I’m not anti-New-Year’s-resolution, I’m just worth more.

2016 will finally be the year I give up on those over the top, unachievable goals that I’ve been conditioned to set for myself since I was a child. I’m not saying goodbye completely, just to those that I know I won’t keep or achieve, because why should I set positive goals for myself if at the end of the year I look back and realise I’ve failed to do them? A positive becomes a negative; each and every year.

When I was a younger, I used to set silly goals that I knew I could achieve because I’d do them in the first few weeks and I’d be New Year’s Res free for 45 weeks of the year.

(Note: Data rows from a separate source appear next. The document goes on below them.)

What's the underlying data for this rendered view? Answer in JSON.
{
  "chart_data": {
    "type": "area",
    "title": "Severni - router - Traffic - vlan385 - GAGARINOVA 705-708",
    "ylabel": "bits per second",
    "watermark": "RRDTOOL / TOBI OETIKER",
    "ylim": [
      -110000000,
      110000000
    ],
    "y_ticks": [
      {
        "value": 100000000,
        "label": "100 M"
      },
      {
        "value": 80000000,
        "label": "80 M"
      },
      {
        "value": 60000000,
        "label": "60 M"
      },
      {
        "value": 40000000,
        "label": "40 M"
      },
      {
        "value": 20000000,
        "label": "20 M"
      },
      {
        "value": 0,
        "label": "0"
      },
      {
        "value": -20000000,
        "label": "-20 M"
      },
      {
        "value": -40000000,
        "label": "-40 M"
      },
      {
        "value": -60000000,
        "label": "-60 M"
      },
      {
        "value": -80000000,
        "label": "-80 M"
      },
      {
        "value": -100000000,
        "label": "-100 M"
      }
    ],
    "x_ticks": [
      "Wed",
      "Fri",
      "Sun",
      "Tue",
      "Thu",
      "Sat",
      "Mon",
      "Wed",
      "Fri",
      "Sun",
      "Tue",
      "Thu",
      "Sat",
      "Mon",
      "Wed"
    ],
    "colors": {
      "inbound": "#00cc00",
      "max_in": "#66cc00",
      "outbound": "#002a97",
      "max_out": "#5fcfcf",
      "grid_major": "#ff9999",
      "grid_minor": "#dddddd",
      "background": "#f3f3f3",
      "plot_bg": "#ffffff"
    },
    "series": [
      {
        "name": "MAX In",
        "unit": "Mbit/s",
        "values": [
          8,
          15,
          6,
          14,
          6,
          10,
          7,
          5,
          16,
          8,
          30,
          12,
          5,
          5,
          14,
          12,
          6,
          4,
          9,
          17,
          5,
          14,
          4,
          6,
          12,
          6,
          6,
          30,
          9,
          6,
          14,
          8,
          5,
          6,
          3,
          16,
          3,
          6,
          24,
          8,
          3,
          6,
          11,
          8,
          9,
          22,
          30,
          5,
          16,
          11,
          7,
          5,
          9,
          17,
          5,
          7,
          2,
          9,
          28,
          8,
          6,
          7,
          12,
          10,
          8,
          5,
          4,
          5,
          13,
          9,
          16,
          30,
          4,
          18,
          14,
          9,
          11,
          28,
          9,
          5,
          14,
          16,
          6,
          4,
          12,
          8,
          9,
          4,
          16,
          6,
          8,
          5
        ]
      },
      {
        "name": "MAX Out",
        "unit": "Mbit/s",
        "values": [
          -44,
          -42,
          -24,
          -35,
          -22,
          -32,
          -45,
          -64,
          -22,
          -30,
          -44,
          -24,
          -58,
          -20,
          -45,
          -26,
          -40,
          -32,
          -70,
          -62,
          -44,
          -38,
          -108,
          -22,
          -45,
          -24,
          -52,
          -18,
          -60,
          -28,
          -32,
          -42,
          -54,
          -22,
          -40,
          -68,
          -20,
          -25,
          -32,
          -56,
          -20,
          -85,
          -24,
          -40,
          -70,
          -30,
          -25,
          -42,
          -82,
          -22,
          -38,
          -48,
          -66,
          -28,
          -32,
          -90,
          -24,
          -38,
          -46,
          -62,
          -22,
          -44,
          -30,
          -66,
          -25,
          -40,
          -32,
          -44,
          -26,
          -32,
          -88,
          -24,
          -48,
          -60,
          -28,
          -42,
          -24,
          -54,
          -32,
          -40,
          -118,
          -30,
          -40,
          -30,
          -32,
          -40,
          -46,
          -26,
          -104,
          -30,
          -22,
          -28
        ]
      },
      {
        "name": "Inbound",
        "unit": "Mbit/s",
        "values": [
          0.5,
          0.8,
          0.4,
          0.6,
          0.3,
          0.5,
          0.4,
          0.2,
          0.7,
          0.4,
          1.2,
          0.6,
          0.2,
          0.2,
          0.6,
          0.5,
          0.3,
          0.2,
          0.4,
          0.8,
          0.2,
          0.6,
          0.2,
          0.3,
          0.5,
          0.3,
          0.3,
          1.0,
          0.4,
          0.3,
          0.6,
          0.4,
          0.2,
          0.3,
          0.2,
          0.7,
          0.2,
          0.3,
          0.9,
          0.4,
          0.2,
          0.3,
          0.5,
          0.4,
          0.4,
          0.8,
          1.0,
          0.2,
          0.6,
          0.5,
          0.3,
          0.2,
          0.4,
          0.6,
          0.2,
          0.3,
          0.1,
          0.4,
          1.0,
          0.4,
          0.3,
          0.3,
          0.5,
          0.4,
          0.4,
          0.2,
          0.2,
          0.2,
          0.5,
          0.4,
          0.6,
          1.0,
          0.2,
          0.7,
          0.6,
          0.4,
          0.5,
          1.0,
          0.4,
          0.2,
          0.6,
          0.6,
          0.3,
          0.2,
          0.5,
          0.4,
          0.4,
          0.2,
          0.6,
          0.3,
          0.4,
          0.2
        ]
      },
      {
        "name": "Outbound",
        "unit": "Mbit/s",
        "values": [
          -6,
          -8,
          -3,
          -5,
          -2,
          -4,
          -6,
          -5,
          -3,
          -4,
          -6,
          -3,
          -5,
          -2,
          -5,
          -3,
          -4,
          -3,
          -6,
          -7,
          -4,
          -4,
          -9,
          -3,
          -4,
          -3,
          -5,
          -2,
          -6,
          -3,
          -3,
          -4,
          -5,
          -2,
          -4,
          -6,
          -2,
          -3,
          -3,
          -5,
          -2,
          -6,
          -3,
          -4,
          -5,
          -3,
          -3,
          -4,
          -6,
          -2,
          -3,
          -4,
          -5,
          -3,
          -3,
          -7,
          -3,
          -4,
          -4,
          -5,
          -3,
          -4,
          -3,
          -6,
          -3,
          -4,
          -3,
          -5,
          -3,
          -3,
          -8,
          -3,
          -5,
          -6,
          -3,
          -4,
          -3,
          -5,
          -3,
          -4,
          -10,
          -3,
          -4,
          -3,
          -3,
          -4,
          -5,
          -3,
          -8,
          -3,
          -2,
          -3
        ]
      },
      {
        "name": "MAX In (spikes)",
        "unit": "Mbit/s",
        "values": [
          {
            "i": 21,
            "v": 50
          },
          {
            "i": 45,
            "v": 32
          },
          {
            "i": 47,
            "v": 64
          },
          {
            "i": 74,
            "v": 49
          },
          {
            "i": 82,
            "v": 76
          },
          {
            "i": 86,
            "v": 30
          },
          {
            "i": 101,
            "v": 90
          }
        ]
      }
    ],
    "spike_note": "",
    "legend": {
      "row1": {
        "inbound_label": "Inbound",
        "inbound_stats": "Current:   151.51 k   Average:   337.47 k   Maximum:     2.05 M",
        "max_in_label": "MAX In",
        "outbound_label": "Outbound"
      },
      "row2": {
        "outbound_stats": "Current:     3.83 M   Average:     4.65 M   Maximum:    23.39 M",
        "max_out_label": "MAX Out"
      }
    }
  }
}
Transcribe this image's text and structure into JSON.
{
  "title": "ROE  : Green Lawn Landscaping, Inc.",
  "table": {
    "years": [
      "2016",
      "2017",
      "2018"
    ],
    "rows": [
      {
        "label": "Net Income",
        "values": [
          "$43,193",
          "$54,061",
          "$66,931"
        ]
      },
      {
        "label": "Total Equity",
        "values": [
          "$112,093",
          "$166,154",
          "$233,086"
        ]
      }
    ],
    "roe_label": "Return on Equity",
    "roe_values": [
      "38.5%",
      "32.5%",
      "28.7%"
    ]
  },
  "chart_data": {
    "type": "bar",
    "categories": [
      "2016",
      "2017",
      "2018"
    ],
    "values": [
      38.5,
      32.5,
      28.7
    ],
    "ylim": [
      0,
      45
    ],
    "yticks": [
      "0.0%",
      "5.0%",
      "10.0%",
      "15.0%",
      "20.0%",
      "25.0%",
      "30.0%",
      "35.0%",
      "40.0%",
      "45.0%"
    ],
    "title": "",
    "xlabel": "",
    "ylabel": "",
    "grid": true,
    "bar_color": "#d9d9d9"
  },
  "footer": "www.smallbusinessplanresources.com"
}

I set them because my parents did, it was the norm, and I wanted to look cool and older than I was at 6 or 7. These resolutions included things such as ‘have a bath’, ‘go to bed’, ‘tell mum and dad I love them’ and ‘play with my friends’. Silly, small but effective because once I’d done them I felt a sense of pride, a sense of achievement and it felt like something to be proud of.

As I got older, things moved away from the silly little goals. As the wave of life carried me into high school, no longer did I feel able to make resolutions that I knew I could keep – I felt like I had to make ones that I knew would challenge me mentally and physically. In my first few years, I set ones like ‘pass my end of year exams’, ‘get XX score in my spelling test’. Ones that were often academically based and required me to study a little bit, but nothing too serious.

It wasn’t until we all grew up a bit more, and started puberty, that the ~real~ resolutions for us started being set. The bar was set high. I wasn’t the thinnest, best looking, most fashionable girl in high school by a long shot and the bullies and boys liked to remind me of that. Therefore, my New Year’s resolutions started to become based around society’s standards, or ones my peers thought were acceptable in order to be accepted.

I was 13/14 and setting NYRs on looking prettier, losing weight, eating less, getting a boyfriend, getting in with a group of girls who were popular so people would like me. It made me miserable but it was the only way I could make myself tolerated more. It took me out of the spotlight to be picked on and pushed other people into it. In those ways it was selfish and unkind because I left other people behind and things got worse for them. I was tolerated on the surface for a while but my NYRs didn’t stop what I wanted them to.

It’s surprising how quickly goals change. It is as quickly as a click of the fingers. Going to bed and waking up the next day. It’s as though a switch is flicked ‘on’ in our heads and is incredibly difficult to turn off. As we get older life is no longer just about us, or our toys and who we’re going to play with in the playground. Now we feel a pressure to take everybody we know and everybody we have the potential to come across, ever, into consideration. Are our clothes good enough? Is our makeup done right? What about our hair – too flat, too curly, is it the wrong colour? Are we shopping in the right places? Are we friends with the right people? Now, the goals that were once for us, the ones that would make us feel like we’ve achieved something, are for other people.

Since I started making those ‘surface’ resolutions, they’ve been similar every year. The main one has been to lose weight. Day after day, week after week, month after month, the same thought whirlwinds around my head as I look in the mirror, or catch sight of my thighs and stomach – “you’re too fat, lose weight.” A thought that I know has been drilled into me from my high school experiences but one that I can’t escape.

This time, I’m using all my efforts to flick that switch from ‘on’ to ‘off’. I’m ditching the resolutions that I know I won’t keep. No “my New Year’s resolution is to go to the gym four times a week” because I know that won’t happen. 2016 is going to be the year I stop thinking “is this okay for other people?” and start asking myself “is this okay for me?” I’m going to work on myself, mentally and physically, and be myself. I’m going to do it primarily for me not solely for others. I’m not anti-NYR, I’m pro putting myself first because I am worth it.

“Life is too short to waste any amount of time on wondering what other people think about you. In the first place, if they had better things going on in their lives, they wouldn’t have the time to sit around and talk about you. What’s important to me is not others’ opinions of me, but what’s important to me is my opinion of myself.” -C. JoyBell C.

Featured image: Creative Commons 

One comment

  1. I used to make those same kinds of resolutions too and somewhere along the line I stopped. I think it’s great that you’re focusing on yourself for yourself instead of for everybody else. I think you’ll accomplish so much more that way.